そこがアンチログ回路の出力電流最大の点となり、Q1 は完全にカットオフとなるので、VB1 をそれ以上に上げても出力電流は増加しません。
その最大コレクタ電流は、

IB2_MAX × hFE2 = 1 [μA] × 200 = 200 [μA]

となり、出力電流レンジを 1 μA 〜 1 mA とすることを狙っていても、200 μA で飽和してしまいます。
最大出力電流を 1 mA までに届かせるには、Q2 のベース電流を

IC2_MAX / hFE2 = 1 [mA] / 200 = 5 [μA]

供給してやる必要があります。
したがって、定電流源の設定値を 5 μA 以上にしなければなりません。
しかし、その状態では出力電流最小値の 1 μA の場合に
|VBE1| > |VBE2|
となり、Q1 のベース電位をグラウンド電位以下、つまりマイナス電圧とする必要があり、単一電源の制約にひっかかります。

ここで、同一 IC に対して
|VBE1| < |VBE2|
となるトランジスタを選んで組み合わせれば、Q1 のエミッタ電流を 1 μA より多く流すことができます。
前回までの測定結果から、左の図のように NPN + PNP のシンク出力電流タイプでは、2SA1049-GR と 2N3906 とを組み合わせれば、Q1 のエミッタ電流は約 10 μA 流すことができます。
同様に、PNP + NPN のソース出力電流タイプでは、2SC3113-B + 2N3904 の組み合わせで、Q1 のエミッタ電流を約 20 μA 流すことができます。
それぞれのタイプの測定結果を下に示します。
2SC3113-B + 2N3904 の組み合わせの方が Q1 のエミッタ電流を多く流せる分、大電流領域でのリニアリティの悪化が少なくなっています。
PNP + NPN タイプの CV については、実際の CV が電源レイル (+3.3 V) にある場合にグラフの表示上では CV = 0 V として扱い、実際の CV が GND レイル (0 V) にある場合に表示上では CV = 3.3 V としています。


PNP + NPN タイプについて「セント」単位で誤差を表示したグラフを下に示します。

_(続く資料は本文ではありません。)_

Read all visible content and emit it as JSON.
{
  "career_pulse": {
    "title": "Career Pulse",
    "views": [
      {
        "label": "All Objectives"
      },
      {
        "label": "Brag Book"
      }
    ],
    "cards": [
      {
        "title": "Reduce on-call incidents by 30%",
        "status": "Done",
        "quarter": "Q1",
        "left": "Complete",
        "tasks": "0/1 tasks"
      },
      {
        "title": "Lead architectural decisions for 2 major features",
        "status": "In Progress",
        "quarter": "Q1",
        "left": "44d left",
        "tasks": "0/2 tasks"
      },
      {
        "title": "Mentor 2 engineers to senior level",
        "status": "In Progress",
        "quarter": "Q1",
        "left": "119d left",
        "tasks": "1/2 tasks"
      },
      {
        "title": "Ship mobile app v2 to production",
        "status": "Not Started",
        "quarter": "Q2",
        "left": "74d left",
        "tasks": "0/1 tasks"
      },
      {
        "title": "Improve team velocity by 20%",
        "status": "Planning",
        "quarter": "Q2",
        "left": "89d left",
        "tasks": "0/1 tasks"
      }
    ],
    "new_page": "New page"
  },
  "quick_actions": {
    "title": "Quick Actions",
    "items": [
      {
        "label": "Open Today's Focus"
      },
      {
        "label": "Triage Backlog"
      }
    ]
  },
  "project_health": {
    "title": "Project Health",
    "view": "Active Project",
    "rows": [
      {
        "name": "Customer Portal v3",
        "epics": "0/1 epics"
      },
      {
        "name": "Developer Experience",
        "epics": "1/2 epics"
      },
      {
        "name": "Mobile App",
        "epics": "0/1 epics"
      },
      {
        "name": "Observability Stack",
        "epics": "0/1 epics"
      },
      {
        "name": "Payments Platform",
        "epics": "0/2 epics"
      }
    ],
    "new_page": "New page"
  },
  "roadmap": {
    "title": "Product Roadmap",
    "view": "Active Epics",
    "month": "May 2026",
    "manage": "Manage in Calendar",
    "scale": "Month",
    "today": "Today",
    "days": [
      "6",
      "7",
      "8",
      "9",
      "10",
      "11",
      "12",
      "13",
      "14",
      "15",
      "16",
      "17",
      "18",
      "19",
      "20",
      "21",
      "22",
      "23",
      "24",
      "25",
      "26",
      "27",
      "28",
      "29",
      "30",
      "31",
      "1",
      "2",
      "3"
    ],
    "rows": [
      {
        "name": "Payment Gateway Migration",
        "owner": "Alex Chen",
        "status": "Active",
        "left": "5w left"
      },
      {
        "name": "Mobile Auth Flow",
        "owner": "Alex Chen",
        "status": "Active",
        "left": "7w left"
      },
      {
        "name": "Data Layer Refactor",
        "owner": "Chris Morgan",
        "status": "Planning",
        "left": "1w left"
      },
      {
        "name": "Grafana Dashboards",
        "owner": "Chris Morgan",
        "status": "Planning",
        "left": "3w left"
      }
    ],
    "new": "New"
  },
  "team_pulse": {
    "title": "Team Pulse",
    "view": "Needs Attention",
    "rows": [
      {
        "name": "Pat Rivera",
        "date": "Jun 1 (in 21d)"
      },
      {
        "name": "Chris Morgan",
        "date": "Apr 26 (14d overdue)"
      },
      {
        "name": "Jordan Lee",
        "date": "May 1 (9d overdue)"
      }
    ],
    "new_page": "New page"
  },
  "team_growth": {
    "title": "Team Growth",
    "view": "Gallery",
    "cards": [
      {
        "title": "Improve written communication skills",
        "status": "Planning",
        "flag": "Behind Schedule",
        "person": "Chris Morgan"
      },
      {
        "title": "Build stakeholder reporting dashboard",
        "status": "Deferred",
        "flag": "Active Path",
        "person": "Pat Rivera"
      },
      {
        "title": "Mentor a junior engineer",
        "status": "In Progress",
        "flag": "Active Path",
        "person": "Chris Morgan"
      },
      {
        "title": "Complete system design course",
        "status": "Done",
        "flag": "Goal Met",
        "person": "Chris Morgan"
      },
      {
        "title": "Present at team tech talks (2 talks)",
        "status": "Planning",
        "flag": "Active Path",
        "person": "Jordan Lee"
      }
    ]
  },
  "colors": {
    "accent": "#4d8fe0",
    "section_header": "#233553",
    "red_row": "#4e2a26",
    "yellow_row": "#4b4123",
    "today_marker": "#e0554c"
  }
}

CV が小さい領域で誤差が大きくなっているのは、IC の検出電圧が数 mV のレベルで、データ処理上で OP アンプのオフセット除去が十分に行えていないための誤差で、実際の特性ではありません。
その影響を避けるため、CV の値で 1 V 〜 2 V 程度の範囲のデータを使って理想変換特性としての回帰直線を求め誤差をプロットしています。
CV の大きい領域で誤差が大きくなっているのは実際の特性です。
直線性が良いのは約 7 オクターブ、 CV の表現では 0 〜 2 V 程度の領域になります。